Traditional machine learning techniques are especially useful when working with structured data, like rows and columns in a spreadsheet. In contrast, deep learning tends to excel with unstructured data, such as images, audio, or natural language.

Artificial Intelligence (AI)

Coined in 1956, the term Artificial Intelligence refers to the field of building systems that mimic human intelligence. This includes the ability to perceive, reason, learn, plan, and act.

While today’s conversations often focus on tools like LLMs and generative AI, the field of AI is much broader. It includes the data-driven methods of machine learning, but also techniques such as rule-based expert systems (like the early chatbot ELIZA), evolutionary algorithms that simulate natural selection, and symbolic reasoning systems that manipulate logic-based rules.
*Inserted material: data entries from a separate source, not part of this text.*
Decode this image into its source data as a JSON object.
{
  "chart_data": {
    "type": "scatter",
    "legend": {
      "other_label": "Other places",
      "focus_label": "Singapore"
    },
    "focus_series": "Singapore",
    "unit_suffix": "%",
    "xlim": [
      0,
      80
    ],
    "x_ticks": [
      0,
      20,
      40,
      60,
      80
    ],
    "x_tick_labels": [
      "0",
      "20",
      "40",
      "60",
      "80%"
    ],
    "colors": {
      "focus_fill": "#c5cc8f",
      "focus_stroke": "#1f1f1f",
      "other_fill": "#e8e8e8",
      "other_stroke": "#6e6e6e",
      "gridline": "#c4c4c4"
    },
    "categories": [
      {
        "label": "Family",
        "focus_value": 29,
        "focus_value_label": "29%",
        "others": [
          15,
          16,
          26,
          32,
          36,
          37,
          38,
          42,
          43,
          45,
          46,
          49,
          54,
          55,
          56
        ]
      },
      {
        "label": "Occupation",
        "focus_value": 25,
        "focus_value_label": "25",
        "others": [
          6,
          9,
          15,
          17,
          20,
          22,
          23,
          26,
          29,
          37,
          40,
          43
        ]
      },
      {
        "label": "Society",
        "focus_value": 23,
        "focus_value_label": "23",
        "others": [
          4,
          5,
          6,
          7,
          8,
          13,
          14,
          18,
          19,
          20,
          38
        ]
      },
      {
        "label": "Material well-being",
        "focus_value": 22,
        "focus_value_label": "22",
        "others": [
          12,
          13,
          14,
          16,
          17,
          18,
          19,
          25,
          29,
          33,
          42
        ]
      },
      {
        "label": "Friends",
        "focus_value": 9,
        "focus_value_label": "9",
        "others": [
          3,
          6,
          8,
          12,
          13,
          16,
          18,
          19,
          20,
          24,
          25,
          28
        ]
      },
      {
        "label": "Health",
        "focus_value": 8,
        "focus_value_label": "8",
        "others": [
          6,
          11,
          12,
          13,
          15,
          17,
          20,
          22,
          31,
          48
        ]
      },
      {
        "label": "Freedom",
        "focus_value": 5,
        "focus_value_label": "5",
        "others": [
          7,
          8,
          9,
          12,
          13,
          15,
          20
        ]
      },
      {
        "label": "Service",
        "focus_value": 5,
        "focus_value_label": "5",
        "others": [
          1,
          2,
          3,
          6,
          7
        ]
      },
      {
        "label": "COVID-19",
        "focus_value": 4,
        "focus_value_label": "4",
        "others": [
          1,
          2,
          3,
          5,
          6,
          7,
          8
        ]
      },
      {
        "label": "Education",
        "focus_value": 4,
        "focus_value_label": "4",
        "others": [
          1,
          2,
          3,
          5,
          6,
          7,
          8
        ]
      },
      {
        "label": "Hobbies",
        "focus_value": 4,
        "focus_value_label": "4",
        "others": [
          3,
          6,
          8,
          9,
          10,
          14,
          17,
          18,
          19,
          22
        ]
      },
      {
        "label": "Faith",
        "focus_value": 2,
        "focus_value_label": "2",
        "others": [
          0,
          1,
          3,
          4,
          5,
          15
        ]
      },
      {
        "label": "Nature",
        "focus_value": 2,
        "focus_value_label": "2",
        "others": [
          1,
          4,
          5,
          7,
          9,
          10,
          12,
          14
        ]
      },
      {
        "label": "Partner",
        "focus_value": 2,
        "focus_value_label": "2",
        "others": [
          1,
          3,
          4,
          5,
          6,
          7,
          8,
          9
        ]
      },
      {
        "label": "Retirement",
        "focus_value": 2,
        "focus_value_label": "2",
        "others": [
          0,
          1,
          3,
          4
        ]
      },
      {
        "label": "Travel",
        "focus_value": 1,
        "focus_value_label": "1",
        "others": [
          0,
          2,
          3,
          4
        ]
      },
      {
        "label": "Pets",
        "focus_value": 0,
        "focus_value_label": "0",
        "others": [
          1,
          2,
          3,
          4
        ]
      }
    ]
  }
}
These earlier approaches are sometimes grouped under the label “Good Old-Fashioned AI” (GOFAI).

Many of these methods predate the deep learning revolution and powered early landmark systems like Deep Blue (which defeated chess grandmaster Garry Kasparov in 1997) and Shakey the Robot (a mobile robot from the 1960s that could perceive its surroundings, plan actions, and navigate its environment).

Concentric circles illustrating the relationship between AI concepts: the largest circle is Artificial Intelligence, containing Machine Learning, which in turn contains Deep Learning. Inside Deep Learning is Generative AI, and at the core are Large Language Models (LLMs). Fig: How the AI concepts fit together: LLM < GenAI < Deep Learning < Machine Learning < AI

Knowing how all these concepts connect is key to cutting through the AI buzz and ensuring we speak the same language when discussing AI. The diagram above represents these terms as concentric circles, showing how they fit together and making the entire AI ecosystem easier to grasp.